Environmental groups are fearful of contaminated drinking water that could lead to birth defects, cancer, and stunted brain development in young children. However, despite the administration’s effort to bolster the coal industry as it slowly declines in the face of greener energy forms, energy analysts said that the move will do little to save the coal industry from its eventual decline.
“While it might keep some existing coal plants running a little bit longer, it’s at best a Band-Aid on a bullet wound that the market has sent the coal industry,” said Joshua Rhodes, a senior energy analyst with Vibrant Clean Energy, a clean technology consultancy based in Colorado.
Environmentalists also cannot forget two of the biggest coal ash disasters America has seen within the last few years. A 2008 spill in Tennessee occurred when a containment pond ruptured at the Kingston Fossil plant and more than 1.1 billion gallons of coal-ash slurry spilled into nearby rivers and destroyed homes.

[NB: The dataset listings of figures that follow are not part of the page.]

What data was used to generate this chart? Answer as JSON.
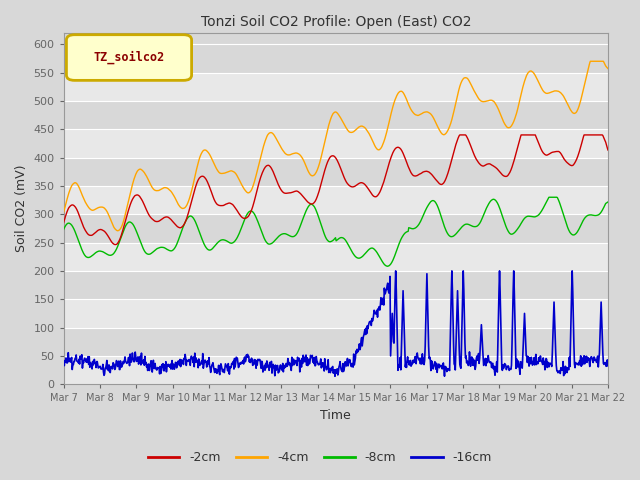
{
  "title": "Tonzi Soil CO2 Profile: Open (East) CO2",
  "xlabel": "Time",
  "ylabel": "Soil CO2 (mV)",
  "ylim": [
    0,
    620
  ],
  "yticks": [
    0,
    50,
    100,
    150,
    200,
    250,
    300,
    350,
    400,
    450,
    500,
    550,
    600
  ],
  "legend_label": "TZ_soilco2",
  "series_labels": [
    "-2cm",
    "-4cm",
    "-8cm",
    "-16cm"
  ],
  "series_colors": [
    "#cc0000",
    "#ffa500",
    "#00bb00",
    "#0000cc"
  ],
  "background_color": "#d8d8d8",
  "plot_bg_light": "#e8e8e8",
  "plot_bg_dark": "#d8d8d8",
  "xtick_labels": [
    "Mar 7",
    "Mar 8",
    "Mar 9",
    "Mar 10",
    "Mar 11",
    "Mar 12",
    "Mar 13",
    "Mar 14",
    "Mar 15",
    "Mar 16",
    "Mar 17",
    "Mar 18",
    "Mar 19",
    "Mar 20",
    "Mar 21",
    "Mar 22"
  ],
  "n_points": 960,
  "seed": 123
}
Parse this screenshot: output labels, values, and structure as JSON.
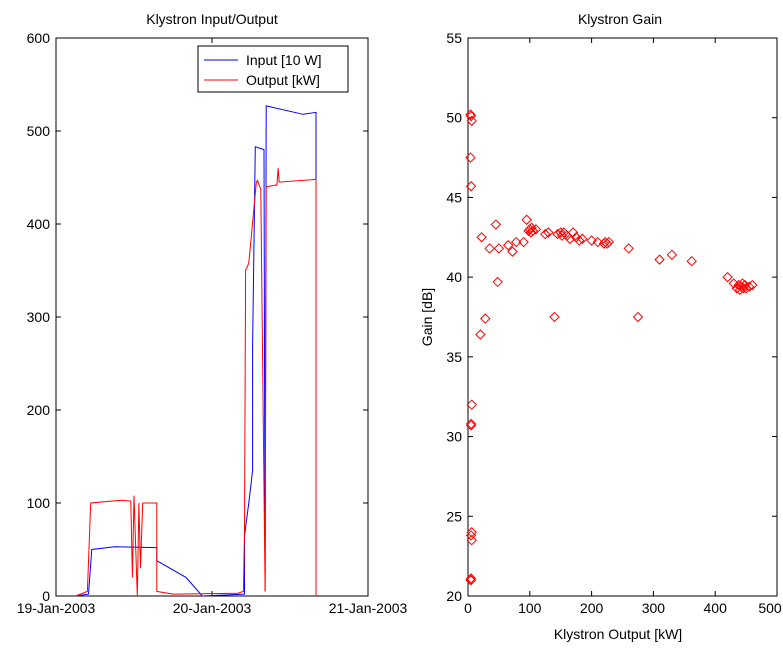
{
  "chart_data": [
    {
      "type": "line",
      "title": "Klystron Input/Output",
      "xlabel": "",
      "ylabel": "",
      "x_ticks": [
        "19-Jan-2003",
        "20-Jan-2003",
        "21-Jan-2003"
      ],
      "xlim": [
        "19-Jan-2003",
        "21-Jan-2003"
      ],
      "ylim": [
        0,
        600
      ],
      "y_ticks": [
        0,
        100,
        200,
        300,
        400,
        500,
        600
      ],
      "grid": false,
      "legend": "top-right",
      "colors": {
        "input": "#0000ff",
        "output": "#ff0000"
      },
      "series": [
        {
          "name": "Input [10 W]",
          "color": "#0000ff",
          "points": [
            [
              "19-Jan-2003 03:00",
              0
            ],
            [
              "19-Jan-2003 05:00",
              2
            ],
            [
              "19-Jan-2003 05:30",
              50
            ],
            [
              "19-Jan-2003 09:00",
              53
            ],
            [
              "19-Jan-2003 15:30",
              52
            ],
            [
              "19-Jan-2003 15:30",
              38
            ],
            [
              "19-Jan-2003 20:00",
              20
            ],
            [
              "19-Jan-2003 22:30",
              0
            ],
            [
              "20-Jan-2003 05:00",
              2
            ],
            [
              "20-Jan-2003 05:00",
              65
            ],
            [
              "20-Jan-2003 05:40",
              100
            ],
            [
              "20-Jan-2003 06:15",
              135
            ],
            [
              "20-Jan-2003 06:15",
              270
            ],
            [
              "20-Jan-2003 06:40",
              483
            ],
            [
              "20-Jan-2003 08:00",
              480
            ],
            [
              "20-Jan-2003 08:10",
              5
            ],
            [
              "20-Jan-2003 08:20",
              527
            ],
            [
              "20-Jan-2003 14:00",
              518
            ],
            [
              "20-Jan-2003 16:00",
              520
            ],
            [
              "20-Jan-2003 16:00",
              380
            ],
            [
              "20-Jan-2003 16:00",
              0
            ]
          ]
        },
        {
          "name": "Output [kW]",
          "color": "#ff0000",
          "points": [
            [
              "19-Jan-2003 03:00",
              0
            ],
            [
              "19-Jan-2003 04:50",
              5
            ],
            [
              "19-Jan-2003 05:20",
              100
            ],
            [
              "19-Jan-2003 10:00",
              103
            ],
            [
              "19-Jan-2003 11:30",
              102
            ],
            [
              "19-Jan-2003 11:45",
              20
            ],
            [
              "19-Jan-2003 12:00",
              108
            ],
            [
              "19-Jan-2003 12:30",
              0
            ],
            [
              "19-Jan-2003 12:45",
              100
            ],
            [
              "19-Jan-2003 13:00",
              30
            ],
            [
              "19-Jan-2003 13:20",
              100
            ],
            [
              "19-Jan-2003 15:30",
              100
            ],
            [
              "19-Jan-2003 15:30",
              5
            ],
            [
              "19-Jan-2003 18:00",
              2
            ],
            [
              "20-Jan-2003 04:00",
              3
            ],
            [
              "20-Jan-2003 04:50",
              5
            ],
            [
              "20-Jan-2003 05:00",
              70
            ],
            [
              "20-Jan-2003 05:10",
              350
            ],
            [
              "20-Jan-2003 05:40",
              358
            ],
            [
              "20-Jan-2003 06:50",
              445
            ],
            [
              "20-Jan-2003 07:00",
              447
            ],
            [
              "20-Jan-2003 07:30",
              437
            ],
            [
              "20-Jan-2003 08:10",
              5
            ],
            [
              "20-Jan-2003 08:20",
              440
            ],
            [
              "20-Jan-2003 10:00",
              442
            ],
            [
              "20-Jan-2003 10:10",
              460
            ],
            [
              "20-Jan-2003 10:20",
              445
            ],
            [
              "20-Jan-2003 16:00",
              448
            ],
            [
              "20-Jan-2003 16:00",
              290
            ],
            [
              "20-Jan-2003 16:00",
              0
            ]
          ]
        }
      ]
    },
    {
      "type": "scatter",
      "title": "Klystron Gain",
      "xlabel": "Klystron Output [kW]",
      "ylabel": "Gain [dB]",
      "xlim": [
        0,
        500
      ],
      "ylim": [
        20,
        55
      ],
      "x_ticks": [
        0,
        100,
        200,
        300,
        400,
        500
      ],
      "y_ticks": [
        20,
        25,
        30,
        35,
        40,
        45,
        50,
        55
      ],
      "grid": false,
      "marker": "diamond",
      "color": "#ff0000",
      "series": [
        {
          "x": [
            4,
            5,
            6,
            4,
            5,
            6,
            5,
            5,
            6,
            5,
            6,
            4,
            5,
            5,
            20,
            22,
            28,
            35,
            45,
            48,
            50,
            65,
            72,
            78,
            90,
            95,
            98,
            100,
            102,
            103,
            105,
            110,
            125,
            130,
            140,
            145,
            150,
            152,
            155,
            160,
            165,
            170,
            175,
            180,
            185,
            200,
            210,
            220,
            222,
            225,
            228,
            260,
            275,
            310,
            330,
            362,
            420,
            430,
            435,
            438,
            440,
            442,
            444,
            446,
            448,
            450,
            455,
            460
          ],
          "y": [
            50.2,
            50.1,
            49.8,
            47.5,
            45.7,
            32.0,
            30.7,
            30.8,
            24.0,
            23.8,
            23.5,
            21.0,
            21.1,
            21.0,
            36.4,
            42.5,
            37.4,
            41.8,
            43.3,
            39.7,
            41.8,
            42.0,
            41.6,
            42.2,
            42.2,
            43.6,
            42.9,
            43.0,
            42.8,
            43.1,
            42.9,
            43.0,
            42.7,
            42.8,
            37.5,
            42.7,
            42.8,
            42.6,
            42.8,
            42.6,
            42.4,
            42.8,
            42.5,
            42.3,
            42.4,
            42.3,
            42.2,
            42.1,
            42.2,
            42.1,
            42.2,
            41.8,
            37.5,
            41.1,
            41.4,
            41.0,
            40.0,
            39.6,
            39.3,
            39.5,
            39.2,
            39.4,
            39.6,
            39.3,
            39.5,
            39.3,
            39.4,
            39.5
          ]
        }
      ]
    }
  ]
}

In 2014, a broken pipe spilled millions of gallons of liquified coal ash from a retired power plant into the Dan River in North Carolina. The river was turned into dark sludge, and drinking water supplies was threatened. Afterward, electric utility Duke Energy was required to pay a $6 million fine for the violation of water protection laws, and North Carolina passed a new law that required all coal ash storage ponds to close by 2029.
Even then, coal industry supporters went head to head with environmentalists, saying these incidents were exaggerated. Environmentalists strongly disagreed. Now, general counsel for Earthjustice Lisa Evans called the EPA’s plan “a huge step backward and incredibly dangerous.”
Opposed environmentalists also refer to a recent study by environmental groups that pointed to the high rate of water contamination already sourced by coal-fired plants. The study found that over 90 percent of the 265 coal plants required to test their groundwater near coal ash dumps discovered unsafe levels of at least one contaminant. According to environmental groups that track the issue, power plants are responsible for dumping more than 1 billion pounds of pollutants every year into 4,000 miles of rivers and contaminating the drinking water and fisheries of 2.7 million people.
The 2015 rule set the following requirements for power plants, along with others: deadlines for power plants to invest in modern wastewater treatment technology to keep toxic pollution out of local waterways; a requirement that power plants monitor local water quality; and a requirement that plants make more information publicly available.
The new rule change proposed by Trump’s EPA intends to claim that it would remove more pollutants than the estimated 1.4 billion pounds expected by the Obama rule, said anonymous EPA-related source. However, the assertion is based on an analysis that assumes about 30 percent of power plants will voluntarily chose to install more rigorous technology without government regulation.
The new rule will also confine the areas that utilities must measure for leakage, according to the second anonymous, EPA-related source.
Other adjustments proposed by the new EPA rule include an extension of the time that the industry could use certain sites adjacent to groundwater areas for dumping by 18 months. The changes are expected to be less expensive for companies too: Andrew Wheeler, the administrator of the EPA and a former lobbyist for the coal industry, said that the relaxed rules would save affected utility companies $28 million to $31 million a year in regulatory costs.
Environmentalists intend to challenge the rollbacks in court before the EPA issues a final rule, most likely early next year.